Nat Daddy, Petillant Naturel — A Petit Naturel or 'Pet Nat' is a wine predating champagne. Rather than adding more sugar and yeast after the first fermentation, this method involves bottling the wine before it has finished it’s first fermentation. This red blend was very much alive. Funky and fruity, with a tart sweetness and bright bubbles. This wine was bottled without any additives of sulphur and the yeast was not extracted, leaving some sediment toward the end of the bottle. This wine felt genuine and funky.
Klusterphunk, skin contact Chardonnay — This chardonnay was an ‘orange wine’, or basically a reverse rose: Where a rose is the product of putting red grapes through a white wine process, orange wine is the product of putting white grapes through a red wine process. In this case, whole bunches of grapes were fermented over a fortnight, then put into a basket press with their stalks. The red wine tannins make this wine heavy and chalky. They used only old oak barrels, leaving none of the chewiness from which Chardonnay has earned a divisive reputation. This wine felt delicate and beautiful, the red wine feel pairs wonderfully with the juicy chardonnay.
Pi Oui, Pinot Noir — From one of Yoko and Andries’ own managed vineyards, named ‘slim pickings’ after its very first vintage was decimated by crows. They call this wine their labour of love, and having spent four days hand plucking grapes off stems in order to fill a barrel with entirely unsquished, perfect grapes, they are certainly correct on the ‘labour’ part. This wine was an absolute crowd favourite, not too sweet, but bright and savoury and complex.

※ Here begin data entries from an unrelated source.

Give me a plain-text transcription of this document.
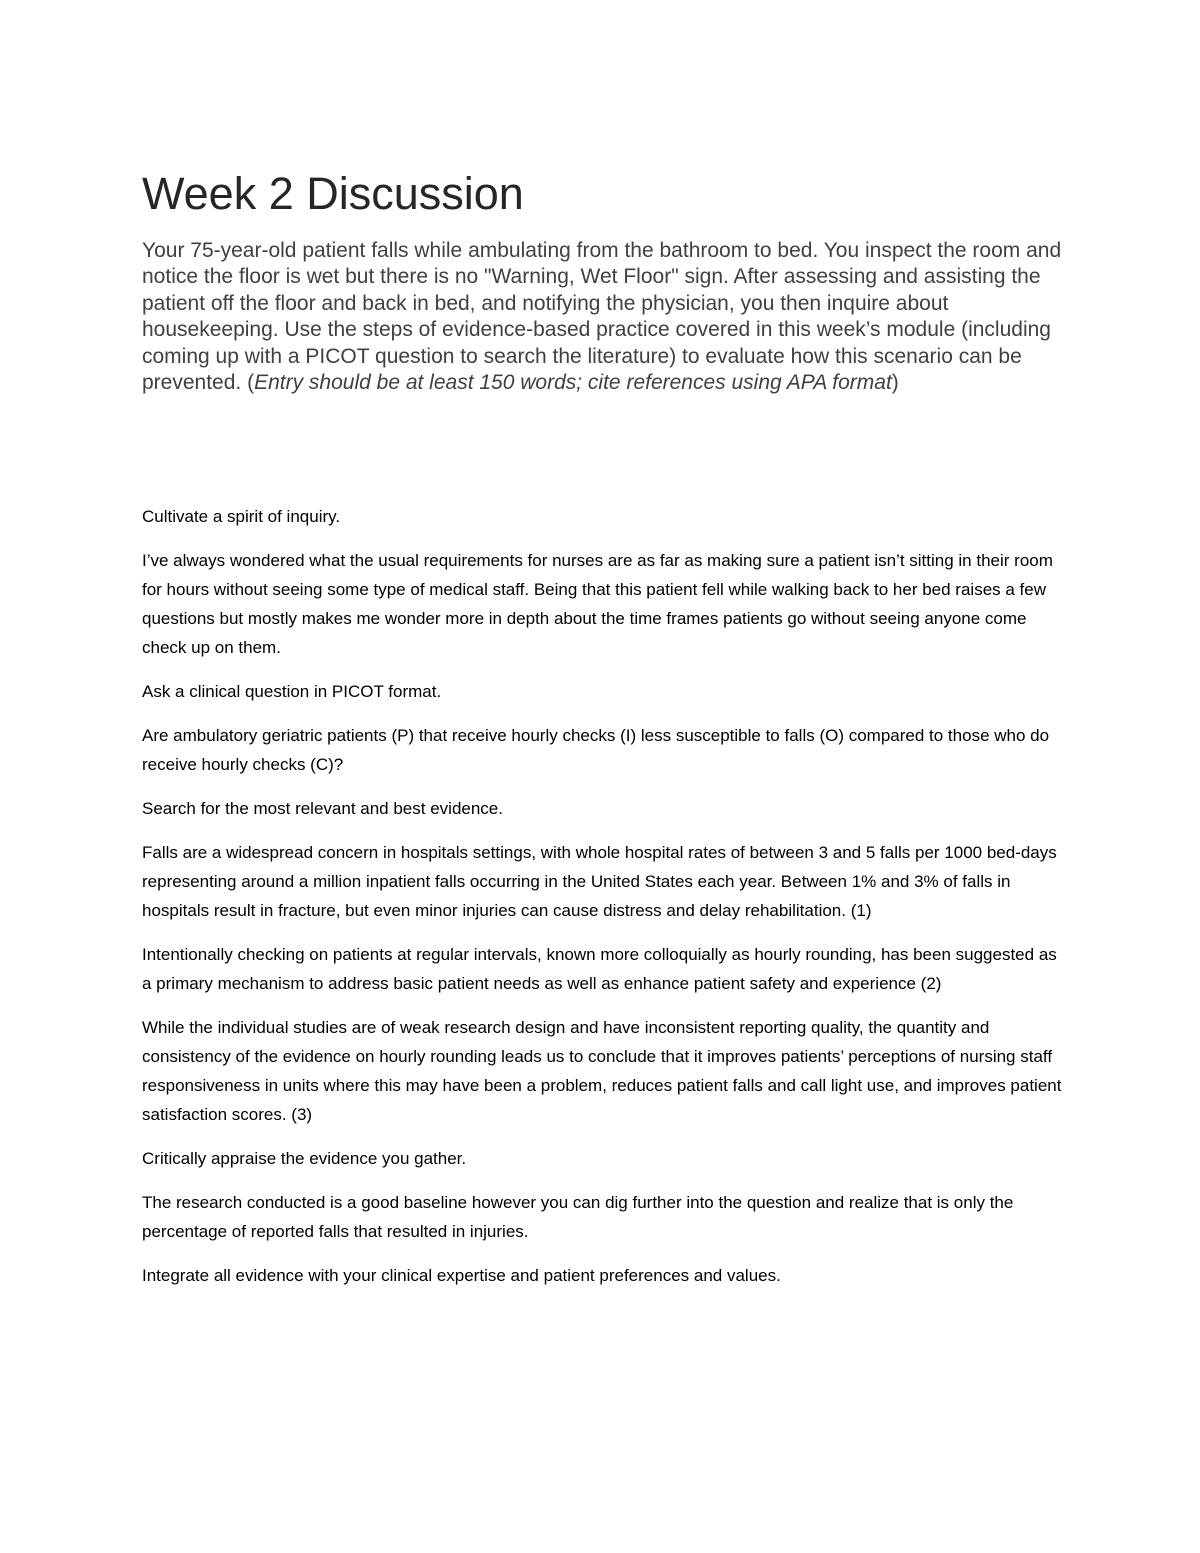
Week 2 Discussion

Your 75-year-old patient falls while ambulating from the bathroom to bed. You inspect the room and notice the floor is wet but there is no "Warning, Wet Floor" sign. After assessing and assisting the patient off the floor and back in bed, and notifying the physician, you then inquire about housekeeping. Use the steps of evidence-based practice covered in this week’s module (including coming up with a PICOT question to search the literature) to evaluate how this scenario can be prevented. (Entry should be at least 150 words; cite references using APA format)

Cultivate a spirit of inquiry.

I’ve always wondered what the usual requirements for nurses are as far as making sure a patient isn’t sitting in their room for hours without seeing some type of medical staff. Being that this patient fell while walking back to her bed raises a few questions but mostly makes me wonder more in depth about the time frames patients go without seeing anyone come check up on them.

Ask a clinical question in PICOT format.

Are ambulatory geriatric patients (P) that receive hourly checks (I) less susceptible to falls (O) compared to those who do receive hourly checks (C)?

Search for the most relevant and best evidence.

Falls are a widespread concern in hospitals settings, with whole hospital rates of between 3 and 5 falls per 1000 bed-days representing around a million inpatient falls occurring in the United States each year. Between 1% and 3% of falls in hospitals result in fracture, but even minor injuries can cause distress and delay rehabilitation. (1)

Intentionally checking on patients at regular intervals, known more colloquially as hourly rounding, has been suggested as a primary mechanism to address basic patient needs as well as enhance patient safety and experience (2)

While the individual studies are of weak research design and have inconsistent reporting quality, the quantity and consistency of the evidence on hourly rounding leads us to conclude that it improves patients’ perceptions of nursing staff responsiveness in units where this may have been a problem, reduces patient falls and call light use, and improves patient satisfaction scores. (3)

Critically appraise the evidence you gather.

The research conducted is a good baseline however you can dig further into the question and realize that is only the percentage of reported falls that resulted in injuries.

Integrate all evidence with your clinical expertise and patient preferences and values.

Schadenfreud, Shiraz — In the early days of Brave New Wine Yoko and Andries’ had access to a vineyard producing amazing fruit, but which was being used by it’s owner to make a reasonably unimpressive budget wine. The couple used this fruit to make their much lauded shiraz, and so earned the name ‘schadenfreud’ as a bit of a taunt. They now use grapes from a similarly located vineyard. This wine was the most familiar, it tasted dark, slightly wild, and delicate.
Wonderland, Botanical Riesling — Whilst the addition of native botanicals technically disqualifies this as a ‘wine’ this botanical riesling was like a gin martini in wine form. It felt like it was still lightly sparkling, although that may have been from the acidity. It felt incredibly ripe, bright and busy.
Grape To Glass
This Grape To Glass event was held at The Flour Factory on Queen Street in the Perth CBD. Afterwards the Flour Factory chef offered a paired degustation dinner, and Brave New Wine was made available by the glass and bottle. Their upstairs event space made for a lovely, intimate setting from which to taste and discuss these wonderful new wines.
We tried four great 75ml samples showing a range of Brave New Wine wines. After a brief introduction of themselves and their wine making, Yoko and Andries introduced each wine in what ranged from anecdotes and stories to intricate and interesting descriptions of their winemaking techniques and processes. We met plenty of lovely wine fans over the night, some die hard Brave New Wine followers, and some adventurous drinkers who just wanted to see what it was all about. The wines all showed up wonderfully in Riedel glasses, which we were invited to take home, and we may have gorged ourselves a little as The Flour Factory’s delightful staff came by with beautiful cheeses and snacks.